Não pode ter sido por acaso, portanto, que Jesus escolheu revestir o seu ensino de um manto metafórico, apresentando-o na forma de pequenas narrativas que destacam diferentes aspectos de uma verdade que não poderia ser contemplada de forma mais direta. As parábolas de Jesus coroam e comprovam o princípio que temos nos recusado, ao longo de toda a era Moderna, a encarar de frente: o de que histórias não necessariamente verdadeiras podem estar absolutamente repletas de verdade.
E a reviravolta da coisa toda está nesse “não necessariamente”. Porque essa nova perspectiva absolutamente não requer que você negue a factualidade da narrativa bíblica. Ninguém está pedindo para você acreditar em milagres, ou para deixar de acreditar neles. Basta que nos deixemos transformar pela narração deles.
Tudo isso encontrei no segundo capítulo de The First Christmas, de Marcus J. Borg e John Dominic Crossan, e parei de ler o livro antes que ele passasse a se ocupar das narrativas propriamente ditas do Natal. Tive de parar, porque notícias tão portentosas requerem a mais solene das pausas.
Porque, se uma narrativa como a do nascimento de Jesus pode afetar-me independentemente da sua factualidade, não tenho mais como escapar dela. Não pode mais proteger-me quer meu ceticismo diante dos fatos descritos, quer minha convicção de que ocorreram exatamente como foram narrados. Se reconheço que a verdade mais essencial de uma história independe da sua correspondência servil com o mundo “real”, aproximo-me da história como se aproximaria dela uma pessoa, e não como faria uma mente desencarnada ou uma razão pura. E uma pessoa é um saco de contradições, mas um saco de contradições que a narrativa certa, ouvida com o devida humildade (isto é, com o devido assombro), pode chegar a balançar. Trata-se menos de almejar uma deliberada ingenuidade do que uma deliberada humanidade. E essa humanidade é precisamente o que requer a apreensão desta história, que fala de um Deus que revestiu-se de humanidade e revestiu a humanidade de um caráter divino.

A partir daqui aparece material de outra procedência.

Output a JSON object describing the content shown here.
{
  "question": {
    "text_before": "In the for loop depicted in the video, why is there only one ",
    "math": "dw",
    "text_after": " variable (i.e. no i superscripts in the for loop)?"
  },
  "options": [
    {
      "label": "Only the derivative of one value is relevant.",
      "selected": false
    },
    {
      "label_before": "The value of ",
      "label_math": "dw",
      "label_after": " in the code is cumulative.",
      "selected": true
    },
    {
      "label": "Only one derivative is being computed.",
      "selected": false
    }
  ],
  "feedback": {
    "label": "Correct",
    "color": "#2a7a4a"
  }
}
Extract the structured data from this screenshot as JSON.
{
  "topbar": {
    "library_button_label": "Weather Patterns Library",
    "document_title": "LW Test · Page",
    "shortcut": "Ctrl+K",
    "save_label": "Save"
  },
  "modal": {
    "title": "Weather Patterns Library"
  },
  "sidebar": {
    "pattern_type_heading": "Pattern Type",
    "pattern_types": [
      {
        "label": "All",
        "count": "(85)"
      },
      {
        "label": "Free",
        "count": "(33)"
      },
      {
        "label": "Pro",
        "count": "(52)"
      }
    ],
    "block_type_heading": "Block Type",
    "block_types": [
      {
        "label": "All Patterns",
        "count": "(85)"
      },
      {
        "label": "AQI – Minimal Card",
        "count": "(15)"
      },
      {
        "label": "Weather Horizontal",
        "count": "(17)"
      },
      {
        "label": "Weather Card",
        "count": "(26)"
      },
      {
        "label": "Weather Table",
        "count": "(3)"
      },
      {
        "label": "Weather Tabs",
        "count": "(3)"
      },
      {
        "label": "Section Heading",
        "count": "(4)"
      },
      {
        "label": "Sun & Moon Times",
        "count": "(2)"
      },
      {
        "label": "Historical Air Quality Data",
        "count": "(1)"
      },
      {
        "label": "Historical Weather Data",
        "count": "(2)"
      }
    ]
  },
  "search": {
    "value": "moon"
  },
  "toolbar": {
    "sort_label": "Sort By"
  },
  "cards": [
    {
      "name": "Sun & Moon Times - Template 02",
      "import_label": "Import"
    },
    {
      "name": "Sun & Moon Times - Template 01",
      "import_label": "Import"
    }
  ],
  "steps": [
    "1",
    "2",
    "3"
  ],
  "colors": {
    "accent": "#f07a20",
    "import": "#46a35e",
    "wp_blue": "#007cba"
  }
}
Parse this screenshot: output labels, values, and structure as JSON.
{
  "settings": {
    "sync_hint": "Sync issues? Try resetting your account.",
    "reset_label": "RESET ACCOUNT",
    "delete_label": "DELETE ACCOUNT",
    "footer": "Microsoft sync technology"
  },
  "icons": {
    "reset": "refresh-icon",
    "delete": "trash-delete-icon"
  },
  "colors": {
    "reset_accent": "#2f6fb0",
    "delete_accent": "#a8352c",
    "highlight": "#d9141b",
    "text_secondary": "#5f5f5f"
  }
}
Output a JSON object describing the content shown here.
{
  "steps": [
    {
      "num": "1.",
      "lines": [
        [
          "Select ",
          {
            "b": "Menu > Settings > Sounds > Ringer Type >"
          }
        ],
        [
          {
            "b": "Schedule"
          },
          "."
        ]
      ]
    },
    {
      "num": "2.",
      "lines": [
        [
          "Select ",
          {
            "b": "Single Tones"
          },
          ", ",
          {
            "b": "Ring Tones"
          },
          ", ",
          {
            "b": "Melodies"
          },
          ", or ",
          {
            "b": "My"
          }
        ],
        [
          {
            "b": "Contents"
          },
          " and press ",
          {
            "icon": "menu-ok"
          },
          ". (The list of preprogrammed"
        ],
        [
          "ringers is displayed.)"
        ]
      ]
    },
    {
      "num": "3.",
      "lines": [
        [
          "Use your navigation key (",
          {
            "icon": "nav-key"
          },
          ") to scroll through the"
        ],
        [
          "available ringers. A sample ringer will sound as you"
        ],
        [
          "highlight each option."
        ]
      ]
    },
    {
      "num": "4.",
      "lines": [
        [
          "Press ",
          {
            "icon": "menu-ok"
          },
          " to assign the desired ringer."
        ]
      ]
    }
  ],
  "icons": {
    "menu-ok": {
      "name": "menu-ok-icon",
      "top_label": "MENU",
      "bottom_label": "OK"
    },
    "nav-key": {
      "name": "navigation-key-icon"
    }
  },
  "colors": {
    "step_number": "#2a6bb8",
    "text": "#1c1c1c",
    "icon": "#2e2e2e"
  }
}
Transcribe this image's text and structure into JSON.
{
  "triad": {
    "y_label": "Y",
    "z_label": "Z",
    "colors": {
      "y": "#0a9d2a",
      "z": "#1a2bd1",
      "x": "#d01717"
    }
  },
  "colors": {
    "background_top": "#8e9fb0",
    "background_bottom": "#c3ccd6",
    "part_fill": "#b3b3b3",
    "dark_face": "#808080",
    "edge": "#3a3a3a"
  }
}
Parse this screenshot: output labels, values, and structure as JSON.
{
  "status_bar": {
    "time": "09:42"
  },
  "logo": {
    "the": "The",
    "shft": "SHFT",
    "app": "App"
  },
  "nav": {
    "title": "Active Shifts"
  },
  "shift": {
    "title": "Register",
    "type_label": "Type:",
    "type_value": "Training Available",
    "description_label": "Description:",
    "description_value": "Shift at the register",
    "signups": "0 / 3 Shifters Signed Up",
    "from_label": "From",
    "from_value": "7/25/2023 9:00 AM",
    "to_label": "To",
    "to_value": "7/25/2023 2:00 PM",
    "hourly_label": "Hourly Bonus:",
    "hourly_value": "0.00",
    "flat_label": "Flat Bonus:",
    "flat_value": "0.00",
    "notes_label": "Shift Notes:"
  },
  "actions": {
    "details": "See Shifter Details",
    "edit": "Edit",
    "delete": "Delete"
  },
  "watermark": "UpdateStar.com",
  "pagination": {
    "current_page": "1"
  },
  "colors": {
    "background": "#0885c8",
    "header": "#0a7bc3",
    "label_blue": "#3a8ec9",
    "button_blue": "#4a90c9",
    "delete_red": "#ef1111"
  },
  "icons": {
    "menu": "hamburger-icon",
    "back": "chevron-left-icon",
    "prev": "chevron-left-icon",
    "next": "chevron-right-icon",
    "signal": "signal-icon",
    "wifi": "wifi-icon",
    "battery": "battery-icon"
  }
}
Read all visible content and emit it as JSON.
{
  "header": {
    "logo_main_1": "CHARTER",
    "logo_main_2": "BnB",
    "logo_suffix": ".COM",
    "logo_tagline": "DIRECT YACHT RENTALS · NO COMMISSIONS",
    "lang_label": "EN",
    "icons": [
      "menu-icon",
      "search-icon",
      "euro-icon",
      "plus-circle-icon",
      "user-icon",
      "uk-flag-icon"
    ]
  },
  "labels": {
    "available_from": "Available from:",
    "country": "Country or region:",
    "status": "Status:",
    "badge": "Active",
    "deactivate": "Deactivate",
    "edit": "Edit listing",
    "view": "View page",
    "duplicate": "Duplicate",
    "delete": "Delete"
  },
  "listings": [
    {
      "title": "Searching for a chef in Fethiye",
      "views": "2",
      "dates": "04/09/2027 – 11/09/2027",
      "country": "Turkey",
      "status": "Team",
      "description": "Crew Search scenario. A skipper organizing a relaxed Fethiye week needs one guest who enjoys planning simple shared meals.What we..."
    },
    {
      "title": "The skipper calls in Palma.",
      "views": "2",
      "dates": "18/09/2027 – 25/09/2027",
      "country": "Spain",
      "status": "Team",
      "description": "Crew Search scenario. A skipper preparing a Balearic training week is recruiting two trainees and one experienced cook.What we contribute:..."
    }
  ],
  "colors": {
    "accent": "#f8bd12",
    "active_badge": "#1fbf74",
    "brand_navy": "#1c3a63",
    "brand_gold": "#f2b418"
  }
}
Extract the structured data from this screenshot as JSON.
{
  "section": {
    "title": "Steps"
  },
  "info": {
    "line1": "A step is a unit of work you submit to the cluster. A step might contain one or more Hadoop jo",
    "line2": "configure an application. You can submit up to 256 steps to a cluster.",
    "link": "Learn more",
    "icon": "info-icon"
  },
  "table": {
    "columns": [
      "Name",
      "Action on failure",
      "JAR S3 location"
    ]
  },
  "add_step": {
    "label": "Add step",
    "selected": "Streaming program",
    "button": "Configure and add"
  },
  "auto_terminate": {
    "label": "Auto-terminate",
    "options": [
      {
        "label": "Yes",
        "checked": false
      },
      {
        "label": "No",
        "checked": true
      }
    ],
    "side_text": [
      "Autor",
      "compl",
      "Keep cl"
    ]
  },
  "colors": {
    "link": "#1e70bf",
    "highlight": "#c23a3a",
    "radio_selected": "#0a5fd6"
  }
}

Tenho sincero pavor de me aproximar da Bíblia com essa postura, porque meu racionalismo e meu filosofismo não tem mais como me manter à salvo dela. Terei de me deparar, como Kierkegaard, com a desolação e a vertigem de estar “sozinho com o Novo Testamento”.
A fé que se requer de mim não é a de acreditar nessa história, mas a de vulnerabilizar-me diante dela. A de deixar-me afetar. A fé passa a ser postar-me como gente diante dos desafios de uma narrativa comum de que posso incrivelmente fazer parte, o desafio de conformar-me e inconformar-me ao fato de partilhar dessa humanidade e dessa imagem de Deus, o desafio de ser quem sabe curado por essa divina perspectiva, essa divina perplexidade.
NOTAS
1 - O que não impediu um um pastor que conheci de asseverar que todas as parábolas contadas por Jesus (digamos, a do negociante de pérolas e a da centésima ovelha) aconteceram necessariamente na vida real, porque Jesus não se rebaixaria a contar uma mentira.